If you don’t follow my other blog, you may not have read about the recent loss of my best friend, Chester.
That’s my boy. And I miss him so much.
Two days after his passing, I went on Automattic’s annual Grand Meetup – this year it was in Park City, Utah. And I nearly didn’t attend due to my crushing depression. My husband had to really convince me to go.
It took me nearly an entire day to pack for the week long trip which would normally take me less than an hour. I also packed a checked bag instead of my normal carry-on because I didn’t want to think about what I would need that week and just threw things into the bag. I didn’t want to go, so packing wasn’t important.
Then I had to put my emotions and feelings on hold for a week while I was at the meetup.
Except everything wasn’t ok. I felt hollow and dead inside. I didn’t actively think about my grief while I was there, but I definitely felt affected by it. I didn’t find as much joy as I normally would when being around my awesome coworkers. I found myself being a bit more cynical and snarky than usual. I wanted to dive into projects and seminars about leadership and how to make awesome products and self-improvement and fun activities, but it was all tinged with a dark cloud of sadness sitting on the edges of my consciousness.
I felt the need to be alone more often. While I enjoy having my own room/space at these meetups (mainly because I don’t have to worry about stray clothing or shutting the bathroom door when I use it), I typically don’t need to hide from the social activity. However, I found myself needing to so I could let my guard down for a while. I had one moment in my group learnup where I was asked if I had kids, and I said “nope, I have three kitties….er…I mean two…” then got too choked up to continue.

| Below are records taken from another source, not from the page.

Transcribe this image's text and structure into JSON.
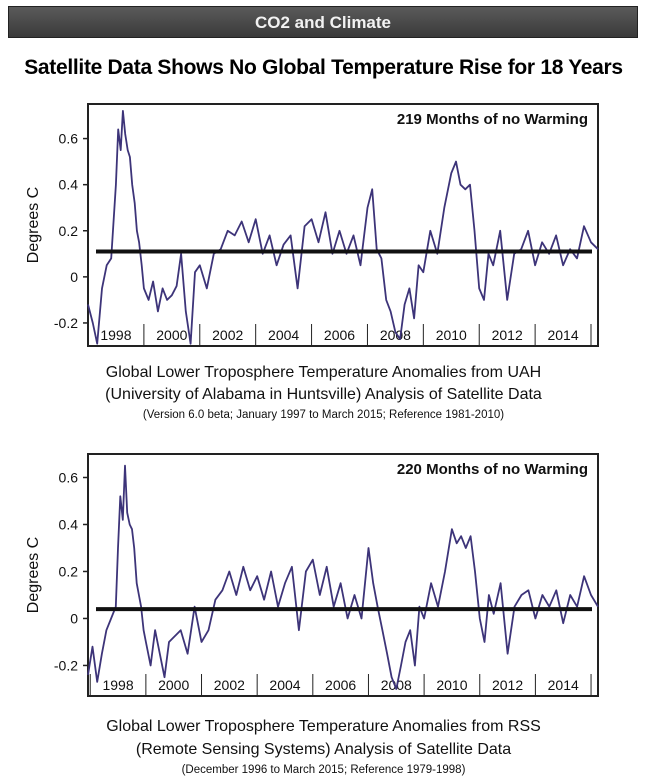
{
  "banner": {
    "title": "CO2 and Climate"
  },
  "headline": "Satellite Data Shows No Global Temperature Rise for 18 Years",
  "colors": {
    "series": "#3d3479",
    "trend": "#111111",
    "banner": "#4a4a4a"
  },
  "chart_data": [
    {
      "type": "line",
      "annotation": "219 Months of no Warming",
      "ylabel": "Degrees C",
      "xlim": [
        1997.0,
        2015.25
      ],
      "ylim": [
        -0.3,
        0.75
      ],
      "yticks": [
        "0.6",
        "0.4",
        "0.2",
        "0",
        "-0.2"
      ],
      "ytick_values": [
        0.6,
        0.4,
        0.2,
        0.0,
        -0.2
      ],
      "xticks": [
        "1998",
        "2000",
        "2002",
        "2004",
        "2006",
        "2008",
        "2010",
        "2012",
        "2014"
      ],
      "trend": {
        "x": [
          1997.0,
          2015.25
        ],
        "y": [
          0.11,
          0.11
        ]
      },
      "caption": [
        "Global Lower Troposphere Temperature Anomalies from UAH",
        "(University of Alabama in Huntsville) Analysis of Satellite Data"
      ],
      "subcaption": "(Version 6.0 beta; January 1997 to March 2015; Reference 1981-2010)",
      "series": [
        {
          "x": [
            1997.0,
            1997.17,
            1997.33,
            1997.5,
            1997.67,
            1997.83,
            1998.0,
            1998.08,
            1998.17,
            1998.25,
            1998.33,
            1998.42,
            1998.5,
            1998.58,
            1998.67,
            1998.75,
            1998.83,
            1998.92,
            1999.0,
            1999.17,
            1999.33,
            1999.5,
            1999.67,
            1999.83,
            2000.0,
            2000.17,
            2000.33,
            2000.5,
            2000.67,
            2000.83,
            2001.0,
            2001.25,
            2001.5,
            2001.75,
            2002.0,
            2002.25,
            2002.5,
            2002.75,
            2003.0,
            2003.25,
            2003.5,
            2003.75,
            2004.0,
            2004.25,
            2004.5,
            2004.75,
            2005.0,
            2005.25,
            2005.5,
            2005.75,
            2006.0,
            2006.25,
            2006.5,
            2006.75,
            2007.0,
            2007.17,
            2007.33,
            2007.5,
            2007.67,
            2007.83,
            2008.0,
            2008.17,
            2008.33,
            2008.5,
            2008.67,
            2008.83,
            2009.0,
            2009.25,
            2009.5,
            2009.75,
            2010.0,
            2010.17,
            2010.33,
            2010.5,
            2010.67,
            2010.83,
            2011.0,
            2011.17,
            2011.33,
            2011.5,
            2011.75,
            2012.0,
            2012.25,
            2012.5,
            2012.75,
            2013.0,
            2013.25,
            2013.5,
            2013.75,
            2014.0,
            2014.25,
            2014.5,
            2014.75,
            2015.0,
            2015.25
          ],
          "y": [
            -0.12,
            -0.2,
            -0.29,
            -0.05,
            0.05,
            0.08,
            0.4,
            0.64,
            0.55,
            0.72,
            0.62,
            0.55,
            0.52,
            0.4,
            0.32,
            0.2,
            0.15,
            0.05,
            -0.05,
            -0.1,
            -0.02,
            -0.15,
            -0.05,
            -0.1,
            -0.08,
            -0.04,
            0.1,
            -0.15,
            -0.29,
            0.02,
            0.05,
            -0.05,
            0.1,
            0.12,
            0.2,
            0.18,
            0.24,
            0.15,
            0.25,
            0.1,
            0.18,
            0.05,
            0.14,
            0.18,
            -0.05,
            0.22,
            0.25,
            0.15,
            0.28,
            0.1,
            0.2,
            0.1,
            0.18,
            0.05,
            0.3,
            0.38,
            0.12,
            0.08,
            -0.1,
            -0.15,
            -0.24,
            -0.27,
            -0.12,
            -0.05,
            -0.18,
            0.05,
            0.02,
            0.2,
            0.1,
            0.3,
            0.45,
            0.5,
            0.4,
            0.38,
            0.4,
            0.2,
            -0.05,
            -0.1,
            0.1,
            0.05,
            0.2,
            -0.1,
            0.1,
            0.12,
            0.2,
            0.05,
            0.15,
            0.1,
            0.18,
            0.05,
            0.12,
            0.08,
            0.22,
            0.15,
            0.12
          ]
        }
      ]
    },
    {
      "type": "line",
      "annotation": "220 Months of no Warming",
      "ylabel": "Degrees C",
      "xlim": [
        1996.92,
        2015.25
      ],
      "ylim": [
        -0.33,
        0.7
      ],
      "yticks": [
        "0.6",
        "0.4",
        "0.2",
        "0",
        "-0.2"
      ],
      "ytick_values": [
        0.6,
        0.4,
        0.2,
        0.0,
        -0.2
      ],
      "xticks": [
        "1998",
        "2000",
        "2002",
        "2004",
        "2006",
        "2008",
        "2010",
        "2012",
        "2014"
      ],
      "trend": {
        "x": [
          1996.92,
          2015.25
        ],
        "y": [
          0.04,
          0.04
        ]
      },
      "caption": [
        "Global Lower Troposphere Temperature Anomalies from RSS",
        "(Remote Sensing Systems) Analysis of Satellite Data"
      ],
      "subcaption": "(December 1996 to March 2015; Reference 1979-1998)",
      "series": [
        {
          "x": [
            1996.92,
            1997.08,
            1997.25,
            1997.42,
            1997.58,
            1997.75,
            1997.92,
            1998.0,
            1998.08,
            1998.17,
            1998.25,
            1998.33,
            1998.42,
            1998.5,
            1998.58,
            1998.67,
            1998.75,
            1998.83,
            1998.92,
            1999.0,
            1999.17,
            1999.33,
            1999.5,
            1999.67,
            1999.83,
            2000.0,
            2000.25,
            2000.5,
            2000.75,
            2001.0,
            2001.25,
            2001.5,
            2001.75,
            2002.0,
            2002.25,
            2002.5,
            2002.75,
            2003.0,
            2003.25,
            2003.5,
            2003.75,
            2004.0,
            2004.25,
            2004.5,
            2004.75,
            2005.0,
            2005.25,
            2005.5,
            2005.75,
            2006.0,
            2006.25,
            2006.5,
            2006.75,
            2007.0,
            2007.17,
            2007.33,
            2007.5,
            2007.67,
            2007.83,
            2008.0,
            2008.17,
            2008.33,
            2008.5,
            2008.67,
            2008.83,
            2009.0,
            2009.25,
            2009.5,
            2009.75,
            2010.0,
            2010.17,
            2010.33,
            2010.5,
            2010.67,
            2010.83,
            2011.0,
            2011.17,
            2011.33,
            2011.5,
            2011.75,
            2012.0,
            2012.25,
            2012.5,
            2012.75,
            2013.0,
            2013.25,
            2013.5,
            2013.75,
            2014.0,
            2014.25,
            2014.5,
            2014.75,
            2015.0,
            2015.25
          ],
          "y": [
            -0.24,
            -0.12,
            -0.27,
            -0.15,
            -0.05,
            0.0,
            0.05,
            0.3,
            0.52,
            0.42,
            0.65,
            0.45,
            0.4,
            0.38,
            0.3,
            0.15,
            0.1,
            0.05,
            -0.05,
            -0.1,
            -0.2,
            -0.05,
            -0.15,
            -0.25,
            -0.1,
            -0.08,
            -0.05,
            -0.15,
            0.05,
            -0.1,
            -0.05,
            0.08,
            0.12,
            0.2,
            0.1,
            0.22,
            0.12,
            0.18,
            0.08,
            0.2,
            0.05,
            0.15,
            0.22,
            -0.05,
            0.2,
            0.25,
            0.1,
            0.22,
            0.05,
            0.15,
            0.0,
            0.1,
            0.0,
            0.3,
            0.15,
            0.05,
            -0.05,
            -0.15,
            -0.25,
            -0.3,
            -0.2,
            -0.1,
            -0.05,
            -0.2,
            0.05,
            0.0,
            0.15,
            0.05,
            0.2,
            0.38,
            0.32,
            0.35,
            0.3,
            0.35,
            0.2,
            0.0,
            -0.1,
            0.1,
            0.02,
            0.15,
            -0.15,
            0.05,
            0.1,
            0.12,
            0.0,
            0.1,
            0.05,
            0.12,
            -0.02,
            0.1,
            0.05,
            0.18,
            0.1,
            0.05
          ]
        }
      ]
    }
  ]
}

I feel bad putting on a mask of “everything’s ok” to my coworkers, because had they known how sad and broken I felt on the inside, I would have gotten nothing but support. I also would have cried most of the week, so I’m pretty sure bringing everyone down would not have been the best thing nor fair to everyone who had looked forward to our week together.
The last day and a half of the meetup, I got the cold/flu that had been making the rounds. Typically it’s due to overindulgence/not getting enough sleep that gets you sick at a meetup – but I know it was from my depressed state that left me open to the bug. I missed the grand ending party of the meetup – which was a blessing in disguise, I suppose. I didn’t feel like celebrating.
Once I got home, the little ghosts of Chester’s memory around the apartment started my grief afresh – like it was only less than three days after I lost him rather than 10 days later. I had put my grief and feelings on hold and now I was back to being anguished over the loss. I slept nearly all day the past three days getting over the illness – but it was a depression-fueled sleep. Without the depression, it probably would have only taken a day of rest/fluids to get over it.
Then yesterday, we went to pick up his ashes from the vet which cued up another evening of crying for me.
I’m also eating terribly (thanks Moose) and not exercising. Today, however, I’m going to make myself go out for a run (or a run/walk since I’m so out of shape), rain or no rain. Hell, the rain may make me feel better, somehow.
Tonight, we’re picking up a good friend from Minneapolis at the airport and he’ll be here all weekend – looking forward to that, actually. A bright spot in my week. Lawd knows I need one of those.
I’m writing this down to get it out of my head…to share with the three people that read this blog how I’m feeling. Why I don’t seem myself lately. Why it seems like I just don’t care about anything. Because right now, it’s hard to think of anything else.
I know the pain will subside over time. It just seems so far away right now.